This deal would see significant powers transferred to the North East from central government and offers a potential £4.2bn investment into the region:
This deal comes with the next mayoral election in 2024 where North of Tyne Combined Authority (NATC) and North East Combined Authority (NECA) would combine into one new council, an area which would encompass around 2 million people.
Cabinets of seven local authorities agreed to the terms of the devolution deal and the next stage of the plans, which includes public consultation; residents, businesses, and other stakeholders can give their feedback online or by attending a number of face-to-face or virtual events taking place across the North East. At the end of the consultation period, which ends on the 23rd of March, a report will be brought back to each Cabinet with a summary of the responses. Any proposed submissions by the Councils will be sent to the Secretary of State to consider before laying an order in parliament.
The phrase ‘Wider and deeper’ has been used repeatedly around this deal. ‘Wider’ is certainly true as the new authority would be some 3000 square miles bigger than previously thought with the addition of South Tyneside, Gateshead, Sunderland, and County Durham.

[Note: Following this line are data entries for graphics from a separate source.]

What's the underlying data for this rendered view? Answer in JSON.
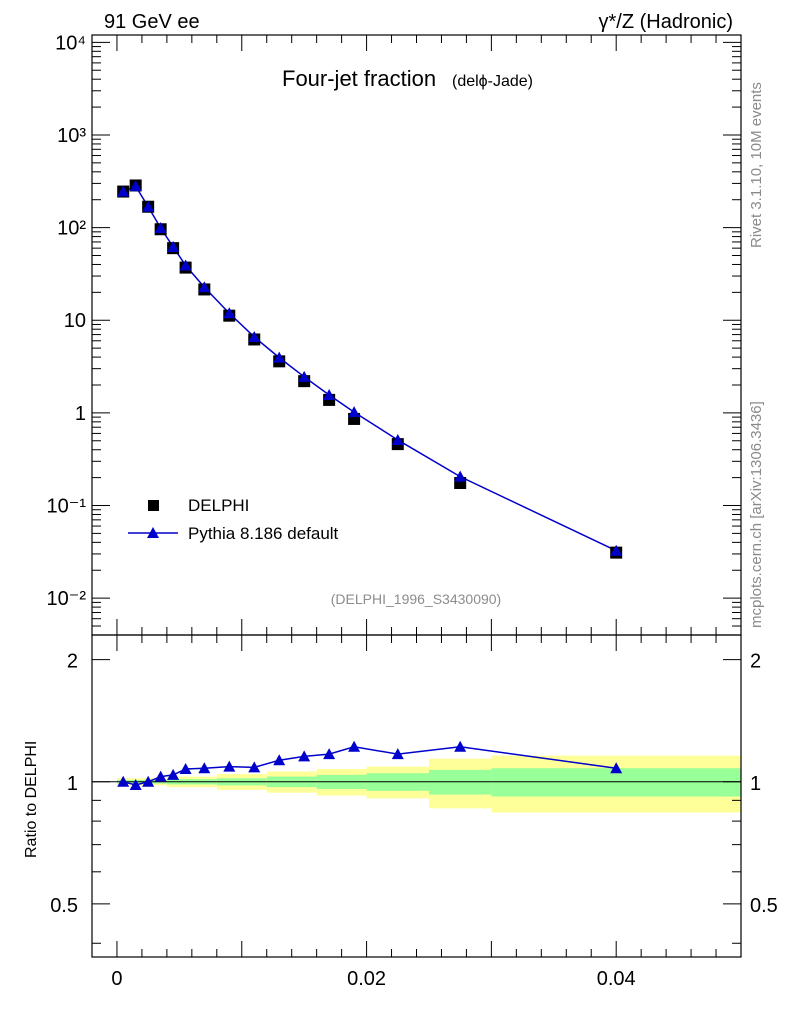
{
  "header": {
    "left": "91 GeV ee",
    "right": "γ*/Z (Hadronic)"
  },
  "side_text": {
    "rivet": "Rivet 3.1.10,  10M events",
    "mcplots": "mcplots.cern.ch [arXiv:1306.3436]"
  },
  "chart_data": [
    {
      "type": "scatter",
      "title": "Four-jet fraction",
      "subtitle": "(delϕ-Jade)",
      "analysis_label": "(DELPHI_1996_S3430090)",
      "yscale": "log",
      "ylim": [
        0.004,
        12000
      ],
      "xlim": [
        -0.002,
        0.05
      ],
      "y_tick_labels": [
        "10⁻²",
        "10⁻¹",
        "1",
        "10",
        "10²",
        "10³",
        "10⁴"
      ],
      "legend_position": "bottom-left",
      "series": [
        {
          "name": "DELPHI",
          "marker": "square",
          "color": "#000000",
          "x": [
            0.0005,
            0.0015,
            0.0025,
            0.0035,
            0.0045,
            0.0055,
            0.007,
            0.009,
            0.011,
            0.013,
            0.015,
            0.017,
            0.019,
            0.0225,
            0.0275,
            0.04
          ],
          "values": [
            245,
            285,
            168,
            96,
            60,
            37,
            21.5,
            11.2,
            6.2,
            3.6,
            2.2,
            1.38,
            0.86,
            0.46,
            0.175,
            0.031
          ]
        },
        {
          "name": "Pythia 8.186 default",
          "marker": "triangle",
          "color": "#0000cc",
          "x": [
            0.0005,
            0.0015,
            0.0025,
            0.0035,
            0.0045,
            0.0055,
            0.007,
            0.009,
            0.011,
            0.013,
            0.015,
            0.017,
            0.019,
            0.0225,
            0.0275,
            0.04
          ],
          "values": [
            245,
            280,
            168,
            99,
            62,
            39,
            22.7,
            11.9,
            6.6,
            3.95,
            2.45,
            1.56,
            1.02,
            0.51,
            0.205,
            0.0325
          ]
        }
      ]
    },
    {
      "type": "line",
      "ylabel": "Ratio to DELPHI",
      "xlabel": "",
      "ylim": [
        0.37,
        2.3
      ],
      "xlim": [
        -0.002,
        0.05
      ],
      "x_tick_labels": [
        "0",
        "0.02",
        "0.04"
      ],
      "y_tick_labels": [
        "0.5",
        "1",
        "2"
      ],
      "series": [
        {
          "name": "Pythia 8.186 default",
          "color": "#0000cc",
          "x": [
            0.0005,
            0.0015,
            0.0025,
            0.0035,
            0.0045,
            0.0055,
            0.007,
            0.009,
            0.011,
            0.013,
            0.015,
            0.017,
            0.019,
            0.0225,
            0.0275,
            0.04
          ],
          "values": [
            1.0,
            0.982,
            1.0,
            1.03,
            1.04,
            1.075,
            1.08,
            1.09,
            1.085,
            1.13,
            1.155,
            1.17,
            1.22,
            1.17,
            1.22,
            1.08
          ]
        }
      ],
      "bands": [
        {
          "x0": 0.0,
          "x1": 0.004,
          "inner": [
            0.99,
            1.01
          ],
          "outer": [
            0.98,
            1.02
          ]
        },
        {
          "x0": 0.004,
          "x1": 0.008,
          "inner": [
            0.985,
            1.015
          ],
          "outer": [
            0.97,
            1.03
          ]
        },
        {
          "x0": 0.008,
          "x1": 0.012,
          "inner": [
            0.98,
            1.02
          ],
          "outer": [
            0.955,
            1.045
          ]
        },
        {
          "x0": 0.012,
          "x1": 0.016,
          "inner": [
            0.97,
            1.03
          ],
          "outer": [
            0.94,
            1.06
          ]
        },
        {
          "x0": 0.016,
          "x1": 0.02,
          "inner": [
            0.96,
            1.04
          ],
          "outer": [
            0.925,
            1.075
          ]
        },
        {
          "x0": 0.02,
          "x1": 0.025,
          "inner": [
            0.95,
            1.05
          ],
          "outer": [
            0.91,
            1.09
          ]
        },
        {
          "x0": 0.025,
          "x1": 0.03,
          "inner": [
            0.93,
            1.07
          ],
          "outer": [
            0.86,
            1.14
          ]
        },
        {
          "x0": 0.03,
          "x1": 0.05,
          "inner": [
            0.92,
            1.08
          ],
          "outer": [
            0.84,
            1.16
          ]
        }
      ]
    }
  ]
}
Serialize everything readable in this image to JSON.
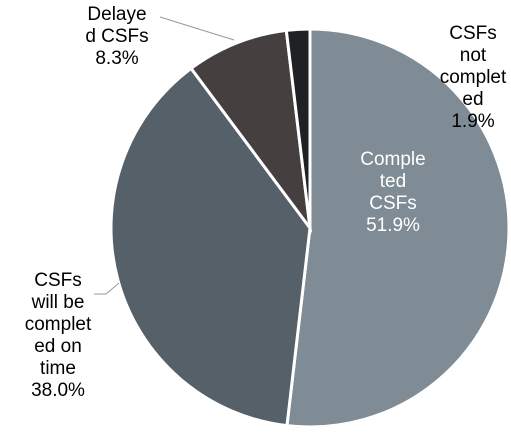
{
  "chart_data": {
    "type": "pie",
    "categories": [
      "Completed CSFs",
      "CSFs will be completed on time",
      "Delayed CSFs",
      "CSFs not completed"
    ],
    "values": [
      51.9,
      38.0,
      8.3,
      1.9
    ],
    "value_labels": [
      "51.9%",
      "38.0%",
      "8.3%",
      "1.9%"
    ],
    "colors": [
      "#7f8c95",
      "#566069",
      "#453f40",
      "#1f2124"
    ],
    "label_colors": [
      "#ffffff",
      "#000000",
      "#000000",
      "#000000"
    ]
  }
}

While ‘Deeper’ is used to refer to the greater powers this new council would receive in housing, skills, and transport. Transport will be a big focus of this new council as it gains control of the Tyne and Wear metro, subsidised buses, and Shields ferry.
As we learn about the process of devolution in England, it seems that deals like these are a foundation to build up from, Mayors regularly negotiate for further funding, like in the case of Greater Manchester where the combined authority spent almost double the amount set out in its initial deal after further negotiations. It seems that this deal is a starting point for the new, combined northeast and, if nothing else, as the deal is discussed and debated, many councillors have noted that they’ve “never known the North East as united as this” and that if we keep discussions open and stay united, the North East is in a ‘prime position’ for the future.